McCain and Obama Spar Over Oil Regulation

Really does take a lot of guts to demand the closure of a loophole your party created and kept open, but Obama is proving himself up to the task of Democratic mendacity:

With the cost of gas a top issue in the presidential campaign, Barack Obama on Sunday will announce a plan to crack down on oil speculation by tightening regulations on energy traders.

The announcement is further evidence that an Obama administration would take an activist, populist approach to regulating business.

Obama wants to close a loophole in federal law that exempts some energy traders from regulations that govern other exchange-traded commodities. Democrats call this “the Enron loophole” because it benefited the Houston energy-speculation firm that collapsed in an accounting scandal.

In response, John McCain campaign spokesman Tucker Bounds said: “The truth is Barack Obama is following John McCain’s lead to close a Wall Street loophole that was signed into law by President Bill Clinton. John McCain has supported bipartisan efforts to close this loophole and will work to address abuses in oil speculation.

“Barack Obama has voted the party line for Democrats who claim the loophole is fixed.
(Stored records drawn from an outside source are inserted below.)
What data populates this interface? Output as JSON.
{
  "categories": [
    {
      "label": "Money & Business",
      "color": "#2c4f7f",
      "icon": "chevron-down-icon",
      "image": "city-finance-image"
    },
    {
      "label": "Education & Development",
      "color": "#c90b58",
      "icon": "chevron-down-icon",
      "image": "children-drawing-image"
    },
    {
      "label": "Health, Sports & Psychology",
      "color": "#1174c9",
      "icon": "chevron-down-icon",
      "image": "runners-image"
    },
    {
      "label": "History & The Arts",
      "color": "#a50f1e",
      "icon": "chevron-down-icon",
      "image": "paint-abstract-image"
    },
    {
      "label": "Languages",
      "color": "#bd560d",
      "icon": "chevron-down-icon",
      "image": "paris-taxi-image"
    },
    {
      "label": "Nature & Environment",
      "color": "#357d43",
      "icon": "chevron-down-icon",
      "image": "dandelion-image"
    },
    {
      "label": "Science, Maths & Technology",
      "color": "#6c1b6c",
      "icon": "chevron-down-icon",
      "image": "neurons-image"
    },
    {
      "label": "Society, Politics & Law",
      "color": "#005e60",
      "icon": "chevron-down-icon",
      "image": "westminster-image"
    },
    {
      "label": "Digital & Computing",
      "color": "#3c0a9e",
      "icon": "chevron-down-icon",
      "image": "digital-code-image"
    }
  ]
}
The fact that Barack Obama is attacking John McCain, despite McCain’s leadership on the issue, shows that Barack Obama is driven by the partisan attacks that Americans are tired of.”

Rather typical of the liberals – enact a “solution” which actually becomes the problem, pretend to be shocked by the results, blame Republicans for it and then present another “solution” to the problem, which merely starts the whole process over again.

While there is grounds for reformed regulatory oversight of the commodities market the plain fact of the matter is that oil will remain high – no matter what regulations we enact – as long as people are willing to pay a high price for it. Speculators have done a lot to drive up the price, but so has increased demand outside the United States – the solution, however, to high energy prices is not to seek a Evil Enemy to blame (which is the basic plan of Obama and his Democrats), but to find cheap energy to replace the expensive energy. In this area, McCain simply blows Obama’s class warfare, socialist nonsense right out of the water.

McCain proposes increased production of American oil; increased development of nuclear power; increased use of clean coal technology…Obama proposes a Carteresque “windfall profits tax” (as if oil companies should be punished because other people are willing to pay a high price for their product…perhaps we should do a “windfall profits tax” on whomever makes the next hot Christmas toy on the same theory – if people want it a lot and are willing to pay a premium for it, then you’ve done something wrong), increased regulation and proposes nothing which will actually add to America’s non-oil energy supplies.

We’ve got a choice in November – between the hidebound, liberal practices of the 60’s and 70’s, or the forward looking policies set afoot since Reagan became President in 1981. For all Obama’s talk of change, he’s really all about implementing the policies McGovern advocated 36 years ago. Past vs future at stake – and Obama is stuck in the liberal economic dark ages, as if he’s learnt nothing at all.